Zone Firewall Taxonomy

I’ve been thinking for some months (years, maybe) about how to properly implement a zone taxonomy/hierarchy for a global policy security configuration.  Perhaps because I’ve never really had the time to sit down and focus on the problem, it has always proven elusive.  I can see what I want to accomplish, but it requires just a little more thought than I’ve been able to devote to it.  Which is unfortunate.  I think this taxonomy/hierarchy combination could greatly simplify some of what I do.

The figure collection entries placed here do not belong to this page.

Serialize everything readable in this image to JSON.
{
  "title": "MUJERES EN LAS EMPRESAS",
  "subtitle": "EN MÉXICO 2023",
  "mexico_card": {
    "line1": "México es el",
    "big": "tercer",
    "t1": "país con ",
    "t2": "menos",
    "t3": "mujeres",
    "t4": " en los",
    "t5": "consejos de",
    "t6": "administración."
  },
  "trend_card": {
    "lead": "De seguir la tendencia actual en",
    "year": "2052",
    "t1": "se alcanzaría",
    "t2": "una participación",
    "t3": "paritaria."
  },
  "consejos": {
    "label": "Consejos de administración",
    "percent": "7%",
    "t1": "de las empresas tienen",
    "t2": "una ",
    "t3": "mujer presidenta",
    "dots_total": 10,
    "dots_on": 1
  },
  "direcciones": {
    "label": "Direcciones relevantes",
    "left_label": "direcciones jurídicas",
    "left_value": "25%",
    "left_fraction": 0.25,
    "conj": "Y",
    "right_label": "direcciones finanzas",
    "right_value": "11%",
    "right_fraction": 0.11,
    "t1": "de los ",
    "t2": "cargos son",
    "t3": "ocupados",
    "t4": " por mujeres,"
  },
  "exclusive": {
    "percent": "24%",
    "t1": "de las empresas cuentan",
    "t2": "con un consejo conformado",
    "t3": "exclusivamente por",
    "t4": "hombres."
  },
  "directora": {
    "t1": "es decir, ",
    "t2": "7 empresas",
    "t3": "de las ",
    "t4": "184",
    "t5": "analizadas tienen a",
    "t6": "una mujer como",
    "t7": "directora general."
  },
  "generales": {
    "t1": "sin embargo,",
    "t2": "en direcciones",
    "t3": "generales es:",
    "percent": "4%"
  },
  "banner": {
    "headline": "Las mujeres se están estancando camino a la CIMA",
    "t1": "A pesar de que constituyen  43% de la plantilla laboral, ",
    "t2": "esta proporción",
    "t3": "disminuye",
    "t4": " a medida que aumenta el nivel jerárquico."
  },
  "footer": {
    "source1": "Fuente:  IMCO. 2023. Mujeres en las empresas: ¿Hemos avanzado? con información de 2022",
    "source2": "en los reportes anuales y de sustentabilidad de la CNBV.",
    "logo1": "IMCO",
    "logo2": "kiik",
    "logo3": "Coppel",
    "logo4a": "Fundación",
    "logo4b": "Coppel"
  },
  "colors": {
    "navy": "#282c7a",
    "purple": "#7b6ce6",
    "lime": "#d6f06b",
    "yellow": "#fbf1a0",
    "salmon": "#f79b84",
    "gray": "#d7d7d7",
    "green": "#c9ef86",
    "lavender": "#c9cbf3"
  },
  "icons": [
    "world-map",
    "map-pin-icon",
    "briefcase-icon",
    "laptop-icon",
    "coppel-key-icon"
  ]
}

Recently I’ve had an opportunity (scantily disguised as a shitload of work and frustration) to focus on this, think it through, and see if it actually has the potential to prove beneficial.  That’s what I’ve spent this afternoon doing, and it’s time to start making some notes on my thoughts and analyzing the conclusions therefrom to see if this is actually a workable idea or if it’s something that’s been nagging at me for years with no viable solution, or at least none that I can see clear.

For the reader, I’m writing this primarily to clarify and focus my own thought process, so I won’t go into any detail on concepts that are already clear in my mind.  I will define all zones with the prefix “Zone” to describe the type of element it is (since there are many possible elements in networking – lists, subnets, zones, services, etc.).  From there, I will append consecutively more specific elements to describe the particular zone.  This yields a few questions, and a few things that will require further thought.  I will immediately note the ones that come to mind to prevent their loss as my mind wanders.

Question:  Should zones become so specific as to be itemized down to a specific host, or even a specific service?

Implementation Thought:  Zone permissions should be configured in a top-down list from the most granular to the most generic.  This is in line with traditional list-based access control methodologies.